Lizzie weren't just talkin' through her hat an' now we're seein' them troublems comin' home t' roost.
I left me a couplafew comments over t' the BCL an' the Aardvark boogs. I'm gonna paste some o' them in here.
At the Aardvark, they was bashin' the Grits an' goin' on about the NEP an' even Pierre Truedough. One Aardvark commenter by the name o' Lycan sez "And now, despite all the Liberal(s) have done, Alberta is booming."
I figgered I'd set him straight a little.
I ain't in Alberty but from what I hear-tell, it's these here tar sands that's the biggest boom goin' on, right?
An' I ain't a Liberal but I lived under a Liberal gummint fer 13 years an' I paid attention t' what was goin' on. The Liberals is the ones who made the tar sands development possible with $1.4 billion a year in tax breaks.
Here's a little bit on that from the National Post.
"Environmentalists, the NDP and Bloc Quebecois have repeatedly called for an end to programs introduced in 1997 -- when Mr. Dion was minister of intergovernmental affairs under Jean Chretien -- that allow oil companies to write off their start-up costs with breaks on taxes and royalties.
While it helped kick-start development in the 1990s, critics say the industry is taking record profits and no longer needs government assistance. Opposing parties have frequently assailed the Tories in the House of Commons as friends of the oil industry, despite the fact the tax breaks were put in place by the Liberals well before the Conservatives came to power."
NEP was decades ago. PET's been dead fer years. Tar sands development is now. Liberals in Ottawa kick-started the tar sands. Don't hate 'em fer helpin' make Alberta rich. (That there was a play on the Aardvark title Don't hate us because we are beautiful. )
When there's troublems in Alberty, like in Fort Mac with the syphilis, I reckon it's a troublem fer Canada. That makes it every Canajun's troublem an' I reckon name-callin' an' regional one-upsmanship crappola don't do a dang thing t' solve the troublem.
I ain't been in Alberty since 1973 when I was young an' handsome. I'm gettin' old an' wornout now an' I might never get t' that beautiful province again before I cash out. Even so, when Alberty suffers with social troublems, I feel the pain on accounta it's Canajuns who's sufferin'.
Now, I'm all fer givin' Alberty all the help it needs. One thing I didn't like was when Harpoon divvied up the CO2 reduction money an' Alberty got less than Ontariariario or Q-beck. I don't reckon money like that ought be divvied up on the basis of population (votes). I figger Alberty should get the most on accounta they've got the biggest troublems.

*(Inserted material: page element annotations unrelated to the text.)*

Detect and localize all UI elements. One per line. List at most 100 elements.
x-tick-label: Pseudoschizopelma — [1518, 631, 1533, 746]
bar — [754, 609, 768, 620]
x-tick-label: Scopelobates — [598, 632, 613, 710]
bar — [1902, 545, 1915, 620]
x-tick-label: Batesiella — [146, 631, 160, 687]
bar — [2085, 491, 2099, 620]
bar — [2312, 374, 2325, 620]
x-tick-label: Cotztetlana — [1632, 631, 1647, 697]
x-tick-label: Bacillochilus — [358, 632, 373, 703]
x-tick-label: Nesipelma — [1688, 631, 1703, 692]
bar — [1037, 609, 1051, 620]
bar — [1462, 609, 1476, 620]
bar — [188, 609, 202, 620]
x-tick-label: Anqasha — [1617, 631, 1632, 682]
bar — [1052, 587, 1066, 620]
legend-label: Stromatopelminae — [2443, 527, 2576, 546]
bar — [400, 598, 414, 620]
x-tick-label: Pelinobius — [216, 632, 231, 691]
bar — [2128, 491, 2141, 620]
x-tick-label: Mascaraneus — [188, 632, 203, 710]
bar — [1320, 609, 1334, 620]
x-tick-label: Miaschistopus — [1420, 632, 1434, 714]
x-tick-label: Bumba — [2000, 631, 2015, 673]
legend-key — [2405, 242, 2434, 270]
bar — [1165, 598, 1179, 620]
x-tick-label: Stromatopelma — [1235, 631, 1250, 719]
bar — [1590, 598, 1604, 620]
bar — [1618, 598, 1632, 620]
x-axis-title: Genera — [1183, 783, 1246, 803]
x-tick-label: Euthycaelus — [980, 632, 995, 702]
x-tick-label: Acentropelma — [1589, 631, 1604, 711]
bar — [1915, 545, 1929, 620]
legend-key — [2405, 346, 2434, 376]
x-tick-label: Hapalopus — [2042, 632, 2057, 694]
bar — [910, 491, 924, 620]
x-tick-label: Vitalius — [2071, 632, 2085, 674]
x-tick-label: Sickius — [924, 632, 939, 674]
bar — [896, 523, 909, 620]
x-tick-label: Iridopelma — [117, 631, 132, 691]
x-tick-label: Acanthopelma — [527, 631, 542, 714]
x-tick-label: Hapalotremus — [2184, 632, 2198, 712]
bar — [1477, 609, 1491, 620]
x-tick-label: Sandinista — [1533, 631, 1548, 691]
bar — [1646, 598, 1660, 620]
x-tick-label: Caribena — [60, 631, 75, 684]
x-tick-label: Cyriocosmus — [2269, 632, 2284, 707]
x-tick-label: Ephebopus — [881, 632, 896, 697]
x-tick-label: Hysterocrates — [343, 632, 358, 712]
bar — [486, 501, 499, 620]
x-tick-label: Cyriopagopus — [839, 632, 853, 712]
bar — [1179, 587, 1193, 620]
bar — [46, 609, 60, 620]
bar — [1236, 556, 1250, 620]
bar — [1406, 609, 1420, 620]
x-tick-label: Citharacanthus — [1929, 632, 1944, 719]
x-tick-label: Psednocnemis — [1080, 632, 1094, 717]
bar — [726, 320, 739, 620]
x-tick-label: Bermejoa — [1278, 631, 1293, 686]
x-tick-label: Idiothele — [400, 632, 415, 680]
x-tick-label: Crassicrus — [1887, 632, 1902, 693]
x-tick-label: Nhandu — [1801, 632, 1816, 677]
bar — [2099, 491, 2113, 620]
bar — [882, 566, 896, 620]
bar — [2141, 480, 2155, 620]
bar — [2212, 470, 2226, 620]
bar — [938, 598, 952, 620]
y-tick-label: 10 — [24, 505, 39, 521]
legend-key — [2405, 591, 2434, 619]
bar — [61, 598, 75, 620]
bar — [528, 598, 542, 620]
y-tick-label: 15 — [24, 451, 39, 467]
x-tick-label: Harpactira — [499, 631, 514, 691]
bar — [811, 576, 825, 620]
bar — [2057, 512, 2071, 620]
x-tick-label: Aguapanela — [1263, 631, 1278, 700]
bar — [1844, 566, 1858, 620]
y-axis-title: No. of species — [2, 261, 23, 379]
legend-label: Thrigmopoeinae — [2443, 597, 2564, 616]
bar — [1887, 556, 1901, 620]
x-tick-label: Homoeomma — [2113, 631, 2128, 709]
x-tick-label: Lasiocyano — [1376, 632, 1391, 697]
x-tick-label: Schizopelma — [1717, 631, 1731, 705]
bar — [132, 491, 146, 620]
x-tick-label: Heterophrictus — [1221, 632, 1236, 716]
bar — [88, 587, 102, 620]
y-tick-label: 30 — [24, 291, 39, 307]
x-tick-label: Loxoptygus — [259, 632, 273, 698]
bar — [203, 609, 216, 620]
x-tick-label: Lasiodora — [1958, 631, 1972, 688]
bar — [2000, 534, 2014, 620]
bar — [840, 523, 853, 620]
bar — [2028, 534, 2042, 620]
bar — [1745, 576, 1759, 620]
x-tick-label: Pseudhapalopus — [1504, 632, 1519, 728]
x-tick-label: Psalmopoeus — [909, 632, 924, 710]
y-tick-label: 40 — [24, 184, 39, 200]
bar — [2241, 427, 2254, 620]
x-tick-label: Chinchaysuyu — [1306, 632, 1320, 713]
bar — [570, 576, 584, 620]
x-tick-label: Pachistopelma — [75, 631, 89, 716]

They also got big troublems on the social side an' I figger them oil companies an' the taxes them workers pay oughta be enough t' make sure they got doctors an' womens' shelters an' STD clinics an' drug rehab programs an' recreational facilities. If Ottawa's gotta chip in an help Canada's richest province look after the workers who's makin' 'em rich, so be it. We can't have these sorta troublems in the oil patch any more than we can have 'em on northern reserves or in Parkdale.
Even if Lizzie May gets elected Queen o' Canada (which she won't be anytime soon) the tar sands is gonna keep on growin'. It ain't stoppable, even if we wanted to. What's possible is t' clean it up. We can clean up the extraction process an' we can clean up the social mess.
We're intelligent, educated, hard-workin', compassionate Canajuns. Of course, we can look after our people and our planet.